An Inanda man said he was so smitten with his girlfriend he wanted no man next to her… literally.

Thulani Khanyile, 35, said he loved his girlfriend, Zama Ndlovu, 31, so much he did not want her to watch other men on television.

“I was watching soccer with her and I noticed she was looking at Bafana Bafana player, Andile Jali. I then asked her what she would do if he was to be in front of her.

“She said she would have a conversation with him. I then switched off the television. I switched the television off three times when the game was on.”

Khanyile, a security guard in Mount Edgecombe, said he was “extremely” protective of his girlfriend and did not even want her to get a job.

“What does she need? I give her everything,” he argued.

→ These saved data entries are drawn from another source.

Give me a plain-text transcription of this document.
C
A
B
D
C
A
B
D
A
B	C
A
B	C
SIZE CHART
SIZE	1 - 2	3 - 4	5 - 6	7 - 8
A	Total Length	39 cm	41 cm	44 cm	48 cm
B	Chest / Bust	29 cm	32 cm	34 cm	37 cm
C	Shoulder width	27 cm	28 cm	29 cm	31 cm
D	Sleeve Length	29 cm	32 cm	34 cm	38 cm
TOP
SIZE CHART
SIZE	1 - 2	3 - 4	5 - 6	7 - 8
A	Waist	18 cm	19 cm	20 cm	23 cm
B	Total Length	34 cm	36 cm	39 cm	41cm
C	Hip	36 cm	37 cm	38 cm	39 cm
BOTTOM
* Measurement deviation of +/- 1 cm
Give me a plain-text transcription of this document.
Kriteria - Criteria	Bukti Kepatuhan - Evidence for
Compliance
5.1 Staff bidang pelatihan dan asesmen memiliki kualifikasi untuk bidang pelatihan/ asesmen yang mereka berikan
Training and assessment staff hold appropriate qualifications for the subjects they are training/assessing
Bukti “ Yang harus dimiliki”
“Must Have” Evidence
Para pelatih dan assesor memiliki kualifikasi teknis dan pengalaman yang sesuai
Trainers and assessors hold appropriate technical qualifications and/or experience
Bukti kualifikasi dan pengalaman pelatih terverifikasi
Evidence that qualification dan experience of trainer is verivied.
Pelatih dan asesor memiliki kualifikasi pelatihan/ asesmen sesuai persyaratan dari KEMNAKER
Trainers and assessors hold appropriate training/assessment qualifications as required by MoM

He said when he travelled with her to town, no men were allowed to sit next to her in the taxi.

There are, however, a few men allowed to interact with her, and those are his three brothers and colleagues when they visit him.

Khanyile quickly adds that no one outside her relatives and his family is allowed to have Ndlovu’s cellphone number.

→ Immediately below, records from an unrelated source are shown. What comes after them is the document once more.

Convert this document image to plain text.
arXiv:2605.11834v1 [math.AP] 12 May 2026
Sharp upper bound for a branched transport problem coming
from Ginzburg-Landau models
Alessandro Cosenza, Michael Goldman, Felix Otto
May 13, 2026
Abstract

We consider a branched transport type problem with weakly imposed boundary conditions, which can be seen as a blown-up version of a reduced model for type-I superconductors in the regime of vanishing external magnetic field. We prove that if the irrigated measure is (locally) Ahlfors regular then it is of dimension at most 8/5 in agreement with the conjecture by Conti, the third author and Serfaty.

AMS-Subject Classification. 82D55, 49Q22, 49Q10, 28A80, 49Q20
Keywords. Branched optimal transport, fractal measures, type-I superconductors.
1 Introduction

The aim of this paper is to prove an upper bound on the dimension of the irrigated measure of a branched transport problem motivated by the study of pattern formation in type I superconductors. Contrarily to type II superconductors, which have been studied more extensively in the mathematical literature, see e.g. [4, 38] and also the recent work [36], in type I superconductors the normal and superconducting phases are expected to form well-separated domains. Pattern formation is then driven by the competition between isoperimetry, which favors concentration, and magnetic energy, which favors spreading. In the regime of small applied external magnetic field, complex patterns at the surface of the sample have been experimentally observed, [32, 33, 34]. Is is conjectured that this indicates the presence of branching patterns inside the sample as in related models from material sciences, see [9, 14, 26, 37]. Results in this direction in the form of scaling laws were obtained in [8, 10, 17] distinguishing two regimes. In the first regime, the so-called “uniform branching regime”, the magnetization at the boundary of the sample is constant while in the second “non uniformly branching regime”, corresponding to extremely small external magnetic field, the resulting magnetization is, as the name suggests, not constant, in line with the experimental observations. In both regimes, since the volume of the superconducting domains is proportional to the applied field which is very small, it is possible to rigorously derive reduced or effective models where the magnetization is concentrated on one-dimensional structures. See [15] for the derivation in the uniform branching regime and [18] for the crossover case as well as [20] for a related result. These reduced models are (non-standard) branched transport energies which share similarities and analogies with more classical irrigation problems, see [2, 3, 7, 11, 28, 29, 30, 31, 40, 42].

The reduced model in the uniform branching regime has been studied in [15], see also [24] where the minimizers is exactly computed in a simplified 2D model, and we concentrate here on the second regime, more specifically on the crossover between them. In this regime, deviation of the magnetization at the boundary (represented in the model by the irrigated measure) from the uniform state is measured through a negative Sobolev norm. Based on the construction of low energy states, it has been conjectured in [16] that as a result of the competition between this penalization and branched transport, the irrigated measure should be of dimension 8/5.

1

Social networking applications like Whatsapp and Mxit are no-go areas.

“I am not sick, I do not need counselling, I am okay, our love is just different from others,” Khanyile insisted.

“My neighbours and colleagues say I am a lucky man,” he said.

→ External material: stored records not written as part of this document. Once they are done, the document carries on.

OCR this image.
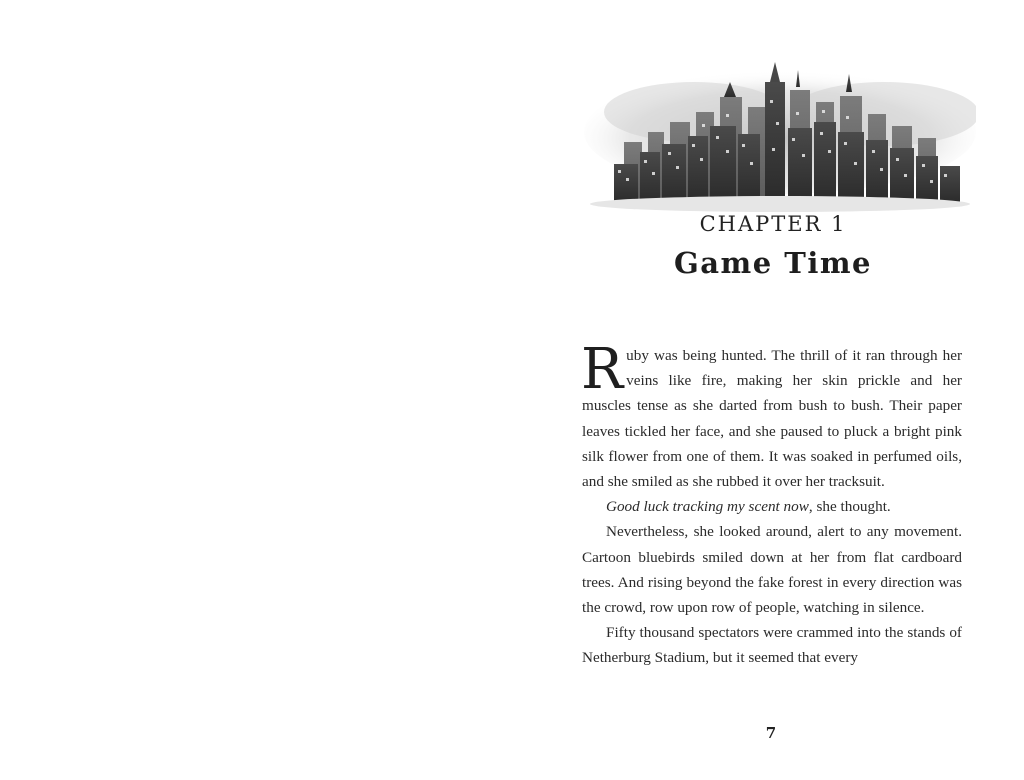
CHAPTER 1
Game Time

Ruby was being hunted. The thrill of it ran through her veins like fire, making her skin prickle and her muscles tense as she darted from bush to bush. Their paper leaves tickled her face, and she paused to pluck a bright pink silk flower from one of them. It was soaked in perfumed oils, and she smiled as she rubbed it over her tracksuit.

Good luck tracking my scent now, she thought.

Nevertheless, she looked around, alert to any movement. Cartoon bluebirds smiled down at her from flat cardboard trees. And rising beyond the fake forest in every direction was the crowd, row upon row of people, watching in silence.

Fifty thousand spectators were crammed into the stands of Netherburg Stadium, but it seemed that every

7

He fell in love with his girlfriend when they met in Empangeni four years ago and have been together ever since.

“She is not living in a cage. My girlfriend is free to leave whenever she wants. I, however, showed her an electric cord in my house and told her that should she leave me, I will hang myself,” Khanyile said.

Asked why he would commit suicide, he said he did not see himself loving anyone else.

 

As for Ndlovu, she said she had no problem staying with him. “I laugh at him when he gets jealous of people on television,” she said.

She said her family had also accepted their relationship.

“When we first started dating, I realised what sort of person he was and understood him and adapted to him.”

Ndlovu said she would like to find work, but her boyfriend has forbidden it as she might interact with men.”

“I like that he is not a womaniser and only loves me,” Ndlovu laughed.

Counselling psychologist, Helen Anderson, said there could be a number of reasons behind Khanyile’s jealousy.

“Possible triggers would be previous rejection in his life, which has made him anxious that he will be rejected again. This is likely to be accompanied by a low self-esteem.

“An excessive need for control is usually underpinned by high anxiety levels… his cognitive process is definitely distorted.”

Anderson said there were a number of treatments that could be used to help Khanyile, including prescription medication to deal with his anxiety or depression.